Friday, October 8, 2010

Sustainable Services for Sustainabilty Entrepreneurs

As someone hoping to assist clean green innovators see their sustainable ideas germinate and flower in our local communities, I was curious to understand the challenges these entrepreneurs face in securing access to legal or professional services.  Having recently been asked by the International Bar Association to present my experience with social media at their annual conference, I thought it made sense to try and find some answers to this question by starting a LinkedIn discussion group.

To my wondrous surprise, a few other people have given some thought to this issue as well. I don't know if we came to the most authoritative of conclusions, but I think some important points were raised and discussed. One contributor even kindly created a direct link here to the full discussion for other members of LinkedIn. However, if you just want the highlights, here is what I learned:
  • Fee Structure:  A fixed price for advice or at least a base price for templates would help start-ups with cost certainty and management of their cash flow (subject to complexity of the task at hand).  Entrepreneurs also suggested they would (i) be willing to do some legwork themselves in order to reduce legal fees; or (ii) like to see service professionals work on a delayed gratification/sweat equity model.  A more innovative approach is to request bids from lawyers on Elance, thus taking advantage of the large cohort of legal professionals that may still be under-capacity in the current economy.
  • Lawyer Selection:  Trust is a key aspect of the lawyer-client relationship and referrals help to build that early on in the process.  Seeking those referrals from local funding sources is a good way to stay in their "sweet spot." However, some people are apparently willing to use LinkedIn as pool of potential providers. Perhaps those lawyers benefiting from effective recommendations are in a good position to attract these seekers. And in the case of start-ups looking to places such as Elance, they should do their due diligence by asking for credentials and references. 

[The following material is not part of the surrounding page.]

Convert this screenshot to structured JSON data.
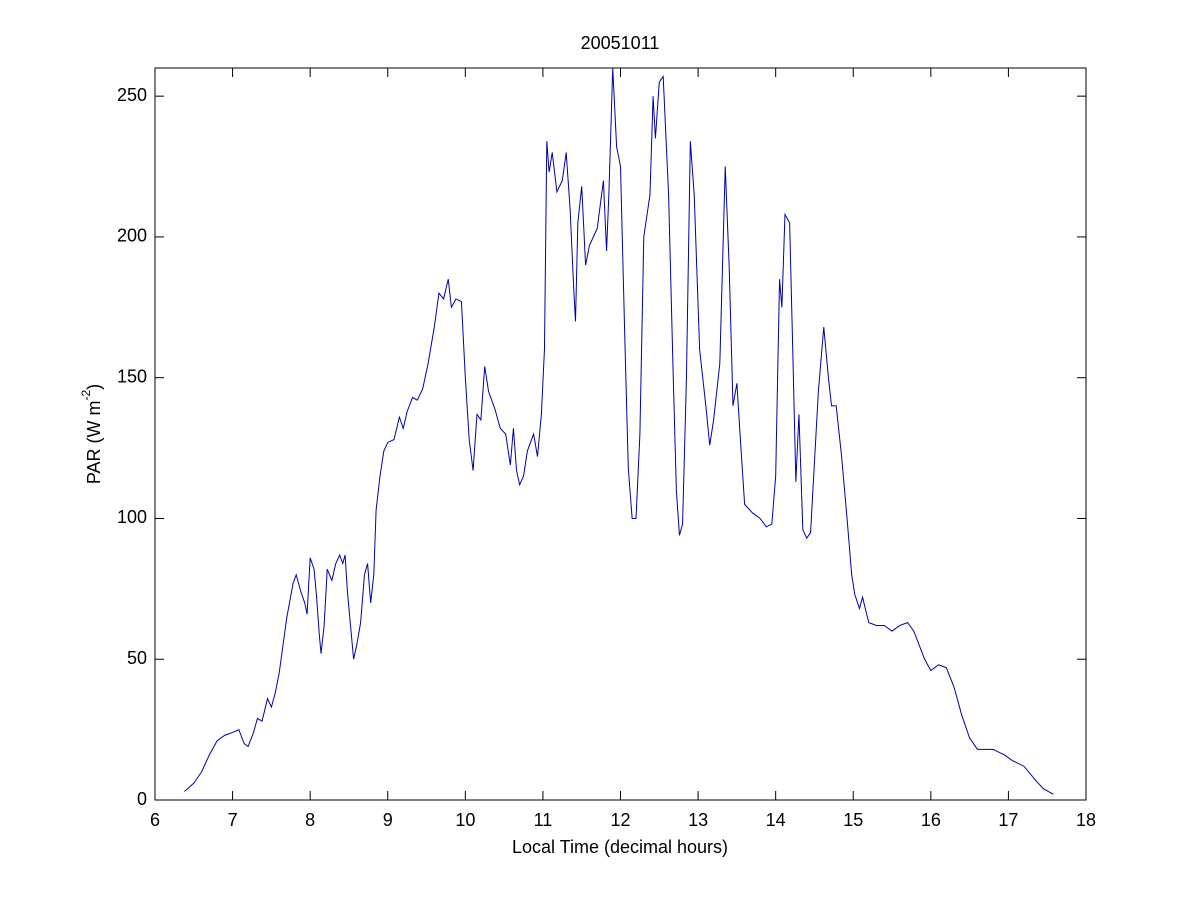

  • Services:  Some of the more common legal requirements of start-ups included (i) non-disclosure agreements; (ii) patent or trademark protection; and (iii) employment contracts. 

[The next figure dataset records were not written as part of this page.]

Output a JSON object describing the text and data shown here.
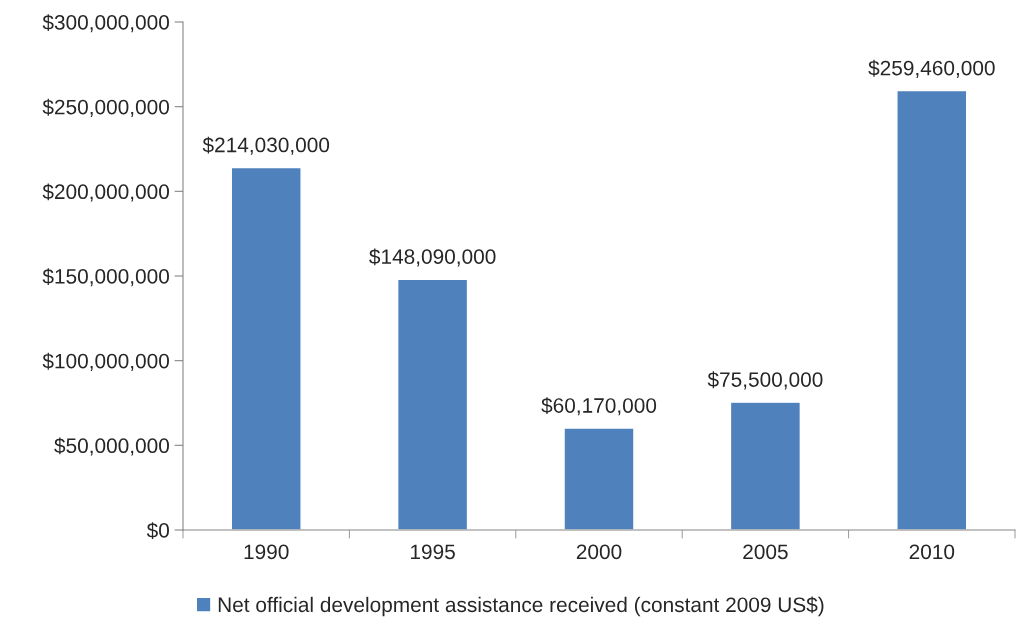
{
  "chart_data": {
    "type": "bar",
    "categories": [
      "1990",
      "1995",
      "2000",
      "2005",
      "2010"
    ],
    "series": [
      {
        "name": "Net official development assistance received (constant 2009 US$)",
        "color": "#4f81bd",
        "values": [
          214030000,
          148090000,
          60170000,
          75500000,
          259460000
        ],
        "value_labels": [
          "$214,030,000",
          "$148,090,000",
          "$60,170,000",
          "$75,500,000",
          "$259,460,000"
        ]
      }
    ],
    "ylim": [
      0,
      300000000
    ],
    "yticks": [
      {
        "value": 0,
        "label": "$0"
      },
      {
        "value": 50000000,
        "label": "$50,000,000"
      },
      {
        "value": 100000000,
        "label": "$100,000,000"
      },
      {
        "value": 150000000,
        "label": "$150,000,000"
      },
      {
        "value": 200000000,
        "label": "$200,000,000"
      },
      {
        "value": 250000000,
        "label": "$250,000,000"
      },
      {
        "value": 300000000,
        "label": "$300,000,000"
      }
    ],
    "grid": false,
    "legend": "bottom"
  }
}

  • Timing:  Legal advice and tailored agreements are sometimes overlooked in the early phases of a start-up, but having them "in place at the very beginning is paramount" and "day [one] of a start isn't soon enough for legal." At the same time, experienced founders suggest they may be able to wait until the "right time" before seeking legal advice. Perhaps a rule of thumb for the less experienced entrepreneur is to have a lawyer join the team as it is ready to incorporate, especially if there are multiple founders or investors involved. One tool that was suggested was to check this post: http://startuplawyer.com/incorporation/the-when-to-incorporate-decision-matrix    
A spirited debate broke out around the idea of having professional service providers work for equity and whether it's fair to expect them to take on the same level of risk as the entrepreneur who stands to benefit to a greater degree.  One poster summed it up thusly: "As a service provider, if you put too much time into equity deals that don't pan out, you start getting your meals through the local food bank. I look forward to this being the start of a discussion that helps both lawyers and entrepreneurs understand each other's situations, in turn moving us towards a model that is more sustainable for both sides.